Home

Hoge Raad, 05-10-2018, ECLI:NL:HR:2018:1867, 18/00439

Hoge Raad, 05-10-2018, ECLI:NL:HR:2018:1867, 18/00439

Gegevens

Instantie
Hoge Raad
Datum uitspraak
5 oktober 2018
Datum publicatie
5 oktober 2018
ECLI
ECLI:NL:HR:2018:1867
Formele relaties
Zaaknummer
18/00439

Inhoudsindicatie

HR: 81.1 RO.

Uitspraak

5 oktober 2018

Nr. 18/00439

Arrest

gewezen op het beroep in cassatie van [X] te [Z] (hierna: belanghebbende) tegen de uitspraak van het Gerechtshof ’s-Hertogenbosch van 21 december 2017, nr. 14/01025, op het hoger beroep van belanghebbende tegen een uitspraak van de Rechtbank Zeeland-West-Brabant (nr. AWB 13/2195) betreffende de aan belanghebbende voor het jaar 2007 opgelegde aanslag in de inkomstenbelasting/premies volksverzekeringen.

1 Geding in cassatie

Belanghebbende heeft tegen ’s Hofs uitspraak beroep in cassatie ingesteld en daarbij drie middelen voorgesteld.

De Staatssecretaris van Financiën heeft een verweerschrift ingediend.

Belanghebbende heeft een conclusie van repliek ingediend.
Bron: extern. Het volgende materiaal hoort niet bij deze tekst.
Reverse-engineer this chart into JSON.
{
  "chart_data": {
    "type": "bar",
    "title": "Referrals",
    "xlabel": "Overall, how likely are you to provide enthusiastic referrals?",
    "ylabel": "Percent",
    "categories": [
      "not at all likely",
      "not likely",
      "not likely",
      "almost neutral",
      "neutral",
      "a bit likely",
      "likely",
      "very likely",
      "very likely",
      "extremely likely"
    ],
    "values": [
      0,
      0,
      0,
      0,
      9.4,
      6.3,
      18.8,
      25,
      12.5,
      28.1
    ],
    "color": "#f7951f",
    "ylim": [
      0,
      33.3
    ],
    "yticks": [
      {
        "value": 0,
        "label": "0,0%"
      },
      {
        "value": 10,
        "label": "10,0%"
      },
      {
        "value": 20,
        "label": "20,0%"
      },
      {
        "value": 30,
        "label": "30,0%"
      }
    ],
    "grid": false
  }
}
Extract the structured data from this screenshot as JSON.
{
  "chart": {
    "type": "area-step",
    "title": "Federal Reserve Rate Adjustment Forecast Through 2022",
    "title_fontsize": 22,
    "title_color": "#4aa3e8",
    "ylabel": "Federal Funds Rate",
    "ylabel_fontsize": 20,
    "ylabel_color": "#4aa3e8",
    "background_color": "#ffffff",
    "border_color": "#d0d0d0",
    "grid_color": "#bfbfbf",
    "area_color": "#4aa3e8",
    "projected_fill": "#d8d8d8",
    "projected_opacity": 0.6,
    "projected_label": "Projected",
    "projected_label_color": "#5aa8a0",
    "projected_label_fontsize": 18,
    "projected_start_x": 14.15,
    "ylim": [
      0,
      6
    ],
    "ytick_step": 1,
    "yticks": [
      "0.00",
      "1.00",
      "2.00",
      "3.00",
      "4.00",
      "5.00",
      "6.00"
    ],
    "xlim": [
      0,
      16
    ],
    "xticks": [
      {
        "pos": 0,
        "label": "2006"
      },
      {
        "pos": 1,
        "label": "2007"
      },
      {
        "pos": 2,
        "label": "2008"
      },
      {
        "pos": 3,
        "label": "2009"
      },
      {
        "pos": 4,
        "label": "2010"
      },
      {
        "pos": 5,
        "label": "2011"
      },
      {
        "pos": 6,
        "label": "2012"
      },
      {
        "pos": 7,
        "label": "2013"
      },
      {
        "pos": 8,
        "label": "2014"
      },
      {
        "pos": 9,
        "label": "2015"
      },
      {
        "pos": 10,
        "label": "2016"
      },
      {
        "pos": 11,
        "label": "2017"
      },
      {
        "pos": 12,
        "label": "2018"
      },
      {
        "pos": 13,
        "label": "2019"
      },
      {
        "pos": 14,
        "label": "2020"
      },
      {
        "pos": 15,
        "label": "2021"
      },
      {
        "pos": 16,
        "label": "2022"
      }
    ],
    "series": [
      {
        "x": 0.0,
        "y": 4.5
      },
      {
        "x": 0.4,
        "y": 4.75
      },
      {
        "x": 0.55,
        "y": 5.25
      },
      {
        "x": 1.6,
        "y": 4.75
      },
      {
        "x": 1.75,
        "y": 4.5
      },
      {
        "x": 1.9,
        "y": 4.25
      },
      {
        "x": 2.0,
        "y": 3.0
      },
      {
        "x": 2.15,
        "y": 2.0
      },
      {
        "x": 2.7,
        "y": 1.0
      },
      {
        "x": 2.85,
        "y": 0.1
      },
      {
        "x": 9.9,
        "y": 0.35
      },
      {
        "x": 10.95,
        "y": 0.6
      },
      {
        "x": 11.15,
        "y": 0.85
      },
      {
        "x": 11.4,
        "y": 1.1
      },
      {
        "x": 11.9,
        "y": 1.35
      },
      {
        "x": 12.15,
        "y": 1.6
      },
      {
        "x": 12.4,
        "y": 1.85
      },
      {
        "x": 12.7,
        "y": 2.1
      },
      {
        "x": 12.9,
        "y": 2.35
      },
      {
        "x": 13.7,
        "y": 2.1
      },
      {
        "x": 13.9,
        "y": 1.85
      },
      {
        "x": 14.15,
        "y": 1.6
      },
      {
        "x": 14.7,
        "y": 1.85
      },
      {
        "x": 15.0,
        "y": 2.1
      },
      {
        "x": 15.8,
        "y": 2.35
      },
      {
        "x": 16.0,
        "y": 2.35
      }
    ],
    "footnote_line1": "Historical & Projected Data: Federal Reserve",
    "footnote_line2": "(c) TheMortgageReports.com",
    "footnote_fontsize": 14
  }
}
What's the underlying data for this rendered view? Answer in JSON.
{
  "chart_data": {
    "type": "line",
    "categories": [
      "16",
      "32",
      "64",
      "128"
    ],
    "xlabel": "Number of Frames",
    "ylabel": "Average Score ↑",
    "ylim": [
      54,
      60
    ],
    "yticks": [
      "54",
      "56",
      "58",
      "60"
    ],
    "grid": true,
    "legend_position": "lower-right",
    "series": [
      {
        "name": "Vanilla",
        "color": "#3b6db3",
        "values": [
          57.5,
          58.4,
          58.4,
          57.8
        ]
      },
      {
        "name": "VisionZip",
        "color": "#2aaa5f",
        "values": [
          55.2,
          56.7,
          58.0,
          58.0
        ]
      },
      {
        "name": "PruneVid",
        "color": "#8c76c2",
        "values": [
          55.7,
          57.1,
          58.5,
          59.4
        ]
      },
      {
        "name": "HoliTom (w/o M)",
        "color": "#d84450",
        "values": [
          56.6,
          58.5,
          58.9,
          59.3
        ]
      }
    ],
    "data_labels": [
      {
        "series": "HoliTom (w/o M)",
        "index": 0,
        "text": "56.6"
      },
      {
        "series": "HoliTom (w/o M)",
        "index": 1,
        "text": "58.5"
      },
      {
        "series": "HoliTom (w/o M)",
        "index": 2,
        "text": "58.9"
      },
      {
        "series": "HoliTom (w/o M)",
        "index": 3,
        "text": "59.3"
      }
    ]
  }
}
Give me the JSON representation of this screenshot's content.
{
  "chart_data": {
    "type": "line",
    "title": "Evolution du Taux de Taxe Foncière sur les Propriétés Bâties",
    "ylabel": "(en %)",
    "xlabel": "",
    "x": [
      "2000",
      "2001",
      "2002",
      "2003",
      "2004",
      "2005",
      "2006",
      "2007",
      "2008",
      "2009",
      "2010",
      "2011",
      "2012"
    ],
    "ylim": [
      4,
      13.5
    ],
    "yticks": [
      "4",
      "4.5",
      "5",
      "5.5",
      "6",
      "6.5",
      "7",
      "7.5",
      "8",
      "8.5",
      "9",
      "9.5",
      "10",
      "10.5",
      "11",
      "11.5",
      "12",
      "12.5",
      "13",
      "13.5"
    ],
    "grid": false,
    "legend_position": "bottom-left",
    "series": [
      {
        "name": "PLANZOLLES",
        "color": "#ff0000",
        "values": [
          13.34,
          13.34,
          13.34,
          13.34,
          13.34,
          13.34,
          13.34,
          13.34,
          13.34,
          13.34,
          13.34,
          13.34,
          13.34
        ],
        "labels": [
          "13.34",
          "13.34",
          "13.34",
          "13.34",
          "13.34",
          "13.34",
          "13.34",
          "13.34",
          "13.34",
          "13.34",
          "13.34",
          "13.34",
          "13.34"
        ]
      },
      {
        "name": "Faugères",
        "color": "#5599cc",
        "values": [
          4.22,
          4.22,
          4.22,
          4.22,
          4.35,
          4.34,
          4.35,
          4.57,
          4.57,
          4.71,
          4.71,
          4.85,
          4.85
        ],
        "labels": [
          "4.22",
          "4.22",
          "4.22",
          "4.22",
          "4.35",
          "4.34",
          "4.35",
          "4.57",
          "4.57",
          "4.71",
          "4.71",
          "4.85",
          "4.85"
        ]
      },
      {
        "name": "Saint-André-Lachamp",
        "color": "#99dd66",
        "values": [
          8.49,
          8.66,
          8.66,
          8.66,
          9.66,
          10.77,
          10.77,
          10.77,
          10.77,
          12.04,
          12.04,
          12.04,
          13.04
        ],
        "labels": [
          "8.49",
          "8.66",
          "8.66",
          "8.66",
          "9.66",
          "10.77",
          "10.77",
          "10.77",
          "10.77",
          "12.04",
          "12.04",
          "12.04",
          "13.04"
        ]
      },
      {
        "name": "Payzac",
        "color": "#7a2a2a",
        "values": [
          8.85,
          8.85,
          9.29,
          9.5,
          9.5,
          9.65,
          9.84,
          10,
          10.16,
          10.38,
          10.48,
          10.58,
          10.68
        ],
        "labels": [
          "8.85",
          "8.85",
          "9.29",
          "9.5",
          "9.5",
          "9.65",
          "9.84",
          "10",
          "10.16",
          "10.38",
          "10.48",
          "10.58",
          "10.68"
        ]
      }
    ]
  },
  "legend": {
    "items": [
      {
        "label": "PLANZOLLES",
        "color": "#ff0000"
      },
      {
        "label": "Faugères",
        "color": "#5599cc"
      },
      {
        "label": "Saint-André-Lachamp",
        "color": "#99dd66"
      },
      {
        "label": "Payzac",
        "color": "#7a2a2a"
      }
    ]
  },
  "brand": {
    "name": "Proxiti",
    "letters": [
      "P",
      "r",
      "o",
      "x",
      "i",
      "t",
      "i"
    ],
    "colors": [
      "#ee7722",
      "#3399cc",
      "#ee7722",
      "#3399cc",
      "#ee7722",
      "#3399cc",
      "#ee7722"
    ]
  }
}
2 Beoordeling van de middelen

De middelen kunnen niet tot cassatie leiden. Dit behoeft, gezien artikel 81, lid 1, van de Wet op de rechterlijke organisatie, geen nadere motivering, nu de middelen niet nopen tot beantwoording van rechtsvragen in het belang van de rechtseenheid of de rechtsontwikkeling.

3 Proceskosten

De Hoge Raad acht geen termen aanwezig voor een veroordeling in de proceskosten.